Нечто подобное мы уже наблюдали в конце сентября, когда телепропагандистов неожиданно прорвало и они начали в прямом эфире впадать в истерику, кричать о поражениях и требовать немедленно сделать хоть что-то. Естественно, провалы, подготовленные всем предшествовавшим развитием страны на протяжении десятилетий, невозможно исправить каким-либо одномоментным магическим действием. Но поскольку системные изменения не только не желательны для власть имущих, но главное — именно ради их недопущения и начата т. н. Спецоперация, о серьезном понимании и анализе происходящего речь идти не может.

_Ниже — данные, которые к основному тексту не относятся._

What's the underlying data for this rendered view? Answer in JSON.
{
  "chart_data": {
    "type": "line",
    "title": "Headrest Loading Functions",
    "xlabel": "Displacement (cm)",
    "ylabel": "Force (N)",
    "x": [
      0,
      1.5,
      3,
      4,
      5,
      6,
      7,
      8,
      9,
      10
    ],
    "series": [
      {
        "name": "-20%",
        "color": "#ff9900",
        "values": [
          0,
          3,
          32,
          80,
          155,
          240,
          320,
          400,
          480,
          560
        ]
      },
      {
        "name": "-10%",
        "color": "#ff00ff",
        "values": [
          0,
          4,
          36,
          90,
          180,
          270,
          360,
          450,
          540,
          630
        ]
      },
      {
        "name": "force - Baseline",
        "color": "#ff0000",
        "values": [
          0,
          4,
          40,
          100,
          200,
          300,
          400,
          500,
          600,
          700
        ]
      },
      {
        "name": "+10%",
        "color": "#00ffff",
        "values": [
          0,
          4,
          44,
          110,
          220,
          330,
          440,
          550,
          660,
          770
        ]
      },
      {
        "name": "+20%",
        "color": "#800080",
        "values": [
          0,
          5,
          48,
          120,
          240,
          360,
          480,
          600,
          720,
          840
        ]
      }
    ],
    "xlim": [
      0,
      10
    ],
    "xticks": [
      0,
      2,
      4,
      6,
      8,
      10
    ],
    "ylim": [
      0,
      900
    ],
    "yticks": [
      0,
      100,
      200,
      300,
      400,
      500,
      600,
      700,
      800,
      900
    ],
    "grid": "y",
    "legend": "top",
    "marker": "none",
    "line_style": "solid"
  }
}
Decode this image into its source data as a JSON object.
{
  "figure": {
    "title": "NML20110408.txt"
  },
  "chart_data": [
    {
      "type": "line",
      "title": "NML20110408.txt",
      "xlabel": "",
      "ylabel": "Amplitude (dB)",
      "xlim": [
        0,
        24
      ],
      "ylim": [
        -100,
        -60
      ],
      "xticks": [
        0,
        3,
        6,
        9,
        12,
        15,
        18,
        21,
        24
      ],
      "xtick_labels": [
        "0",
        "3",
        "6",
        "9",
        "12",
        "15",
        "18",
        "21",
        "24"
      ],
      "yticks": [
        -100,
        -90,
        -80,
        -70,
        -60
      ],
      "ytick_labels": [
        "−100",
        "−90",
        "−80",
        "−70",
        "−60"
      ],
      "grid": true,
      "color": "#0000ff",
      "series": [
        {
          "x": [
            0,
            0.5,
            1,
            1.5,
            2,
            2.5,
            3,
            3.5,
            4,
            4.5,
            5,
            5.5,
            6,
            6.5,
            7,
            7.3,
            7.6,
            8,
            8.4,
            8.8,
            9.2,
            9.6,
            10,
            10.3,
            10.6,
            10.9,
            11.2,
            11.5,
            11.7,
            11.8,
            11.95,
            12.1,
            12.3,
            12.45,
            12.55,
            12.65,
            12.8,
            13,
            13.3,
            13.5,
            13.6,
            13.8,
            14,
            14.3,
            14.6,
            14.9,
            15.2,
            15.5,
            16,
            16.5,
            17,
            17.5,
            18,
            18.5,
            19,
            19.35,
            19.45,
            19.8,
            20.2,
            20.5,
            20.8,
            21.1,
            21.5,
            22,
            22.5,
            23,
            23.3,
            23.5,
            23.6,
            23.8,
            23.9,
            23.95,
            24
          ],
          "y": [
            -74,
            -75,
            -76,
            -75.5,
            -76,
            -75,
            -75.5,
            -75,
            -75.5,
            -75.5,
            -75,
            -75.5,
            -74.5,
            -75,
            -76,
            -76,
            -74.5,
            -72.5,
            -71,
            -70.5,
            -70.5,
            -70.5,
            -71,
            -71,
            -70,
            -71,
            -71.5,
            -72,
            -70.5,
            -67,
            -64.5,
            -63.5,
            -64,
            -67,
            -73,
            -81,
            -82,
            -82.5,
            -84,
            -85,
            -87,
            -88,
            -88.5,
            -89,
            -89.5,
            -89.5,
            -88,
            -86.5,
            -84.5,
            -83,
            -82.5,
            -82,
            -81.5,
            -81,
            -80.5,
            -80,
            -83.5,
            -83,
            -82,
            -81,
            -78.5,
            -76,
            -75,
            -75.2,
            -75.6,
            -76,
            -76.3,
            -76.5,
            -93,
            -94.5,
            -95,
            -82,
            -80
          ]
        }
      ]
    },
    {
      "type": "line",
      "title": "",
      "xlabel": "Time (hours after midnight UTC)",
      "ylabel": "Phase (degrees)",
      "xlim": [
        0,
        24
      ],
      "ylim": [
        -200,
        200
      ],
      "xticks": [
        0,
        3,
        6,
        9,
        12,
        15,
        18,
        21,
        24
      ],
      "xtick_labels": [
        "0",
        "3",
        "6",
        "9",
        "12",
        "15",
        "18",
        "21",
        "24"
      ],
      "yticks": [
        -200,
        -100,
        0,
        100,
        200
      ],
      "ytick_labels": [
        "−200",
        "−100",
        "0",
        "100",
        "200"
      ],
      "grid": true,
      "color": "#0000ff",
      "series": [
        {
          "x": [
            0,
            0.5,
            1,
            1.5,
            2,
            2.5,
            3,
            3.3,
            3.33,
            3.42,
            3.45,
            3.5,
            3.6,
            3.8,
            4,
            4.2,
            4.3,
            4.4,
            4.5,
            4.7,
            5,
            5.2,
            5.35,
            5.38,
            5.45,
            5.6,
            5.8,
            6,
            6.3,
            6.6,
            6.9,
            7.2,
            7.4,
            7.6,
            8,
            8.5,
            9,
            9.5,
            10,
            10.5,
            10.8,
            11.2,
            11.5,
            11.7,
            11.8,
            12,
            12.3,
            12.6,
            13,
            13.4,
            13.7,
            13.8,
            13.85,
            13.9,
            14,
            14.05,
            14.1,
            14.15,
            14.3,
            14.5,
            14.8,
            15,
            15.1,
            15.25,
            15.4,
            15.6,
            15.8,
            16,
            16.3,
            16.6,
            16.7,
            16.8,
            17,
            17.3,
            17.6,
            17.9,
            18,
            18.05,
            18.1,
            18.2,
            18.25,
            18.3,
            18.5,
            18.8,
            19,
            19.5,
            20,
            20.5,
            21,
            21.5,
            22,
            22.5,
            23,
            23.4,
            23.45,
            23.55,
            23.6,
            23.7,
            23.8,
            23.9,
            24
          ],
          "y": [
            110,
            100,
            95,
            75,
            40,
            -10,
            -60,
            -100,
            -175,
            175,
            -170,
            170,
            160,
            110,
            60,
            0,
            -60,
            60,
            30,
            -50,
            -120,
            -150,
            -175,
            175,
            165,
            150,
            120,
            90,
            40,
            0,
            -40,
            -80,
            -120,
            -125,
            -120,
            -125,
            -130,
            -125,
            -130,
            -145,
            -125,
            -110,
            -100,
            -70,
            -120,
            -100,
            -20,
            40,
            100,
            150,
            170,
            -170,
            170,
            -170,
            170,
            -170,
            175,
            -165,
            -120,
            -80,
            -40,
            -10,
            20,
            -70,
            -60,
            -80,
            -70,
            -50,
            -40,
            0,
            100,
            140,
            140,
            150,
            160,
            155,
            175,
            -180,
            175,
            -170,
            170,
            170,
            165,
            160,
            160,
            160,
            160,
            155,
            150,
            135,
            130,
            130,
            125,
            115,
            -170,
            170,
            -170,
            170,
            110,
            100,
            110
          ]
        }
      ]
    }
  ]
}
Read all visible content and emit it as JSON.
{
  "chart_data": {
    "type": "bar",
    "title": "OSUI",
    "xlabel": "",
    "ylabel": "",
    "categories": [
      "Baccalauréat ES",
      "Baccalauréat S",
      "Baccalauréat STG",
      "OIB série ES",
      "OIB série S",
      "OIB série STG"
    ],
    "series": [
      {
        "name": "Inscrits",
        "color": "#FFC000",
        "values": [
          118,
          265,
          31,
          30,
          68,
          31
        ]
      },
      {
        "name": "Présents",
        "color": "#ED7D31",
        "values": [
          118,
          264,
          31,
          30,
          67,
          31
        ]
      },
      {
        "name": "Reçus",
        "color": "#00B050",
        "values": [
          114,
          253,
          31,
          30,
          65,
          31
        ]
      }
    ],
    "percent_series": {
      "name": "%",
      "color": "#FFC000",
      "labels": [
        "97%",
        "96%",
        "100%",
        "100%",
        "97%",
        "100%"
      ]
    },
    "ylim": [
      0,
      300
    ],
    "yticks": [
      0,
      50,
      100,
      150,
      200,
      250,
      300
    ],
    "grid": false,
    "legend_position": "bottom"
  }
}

Власть, зашедшая в тупик и не имеющая даже потенциальной возможности выработать стратегический план действий, меняющей объективную ситуацию, оказывается в заложниках у пропагандистов, способных хотя бы в течение какого-то времени создавать видимость благополучия в виртуальной реальности. Для того, чтобы на две-три недели успокоить пропагандистскую мафию, пришлось потратить более сотни ракет и несколько сот миллионов долларов. Возможно стабилизация пропагандистского дискурса того стоила. К несчастью, однако, ракеты и деньги являются ограниченным ресурсом, который имеет тенденцию исчерпываться.
Как мы скоро увидим, пропаганда — тоже.